Nous pensons en effet que l’émergence économique en solo des pays africains est une chimère et favorise une exploitation économique plus aisée pour d’autres pays à la recherche de matières premières à transformer.
Les investissements permettant de désenclaver les pays naturellement fondés à œuvrer pour des projets et programmes complémentaires doivent être érigés en priorité, avant la mise en place de la Zone de Libre Echange Continentale Africaine (Zlecaf) conçue comme étant le marché régional où s’échangent les produits fabriqués en Afrique.
Pour finir sur l’endettement souverain, nous croyons que la vraie question ne réside pas dans le coût ni dans la devise de l’emprunt ; la problématique réelle tourne autour de la rentabilité des investissements auxquels ces ressources financières sont affectées et surtout leur capacité à générer des retours suffisants pour le remboursement et une marge d’autofinancement.
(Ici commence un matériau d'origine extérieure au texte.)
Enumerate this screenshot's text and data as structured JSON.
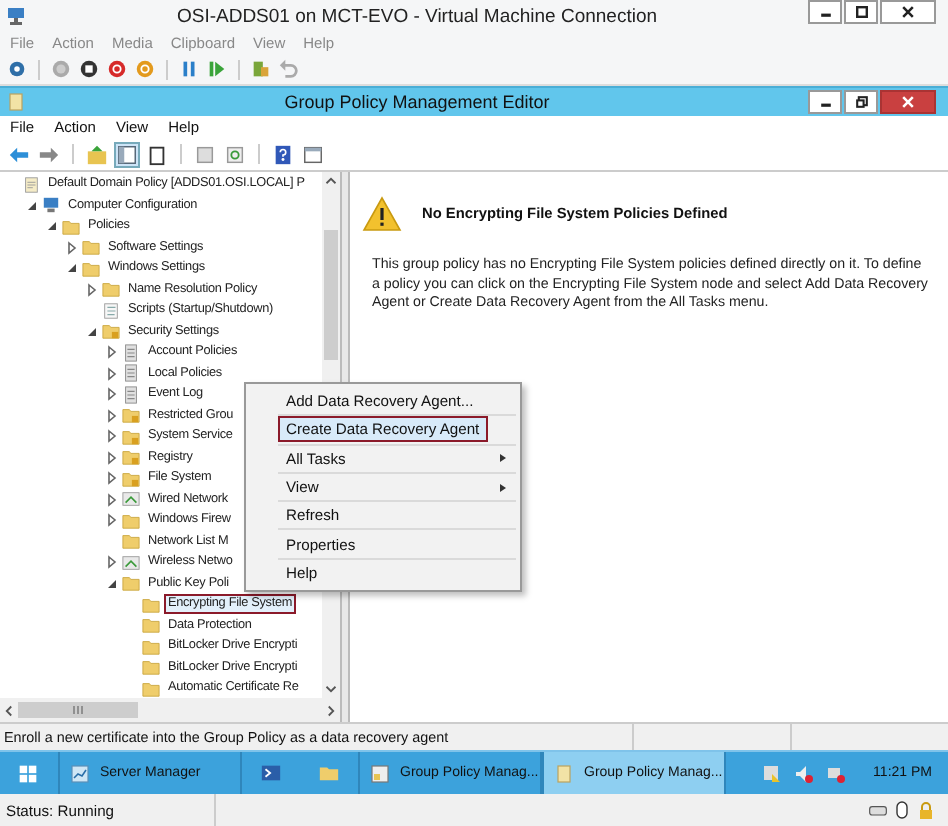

Le contrôle de l’utilisation de ces ressources par les gestionnaires doit être rigoureux. Il ressort des analyses économiques sur l’Afrique que l’endettement souverain s’est fortement accentué avec la mise à disposition des fonds liés au COVID 19.
Pour ce qui concerne le Sénégal, les rapports des corps de contrôle sur l’utilisation des ressources affectées à la pandémie soutiennent que des distractions frauduleuses ont été opérées par les gestionnaires.
Ces rapports ont fait état de cas de détournements de fonds publics reliés à la pandémie.
Il s’agit de faits que la morale réprouve d’autant plus qu’il s’agit de maladie et de pertes en vies humaine. Il s’agit également d’emprunts souscrits au nom du Sénégal et que les Sénégalais doivent rembourser aux organismes prêteurs, qui ont été soustraits. Il serait par conséquent inconvenant que les fauteurs fussent épargnés.
C’est la raison pour laquelle les nouvelles autorités doivent sévir avec fermeté et ordonner un audit global de la dette souveraine pour y voir clair, mettre en place à court terme des procédures de contrôle rapproché et un « monitoring » permettant de relier à tout instant les ressources affectées à un investissement, à sa rentabilité économique et sociale.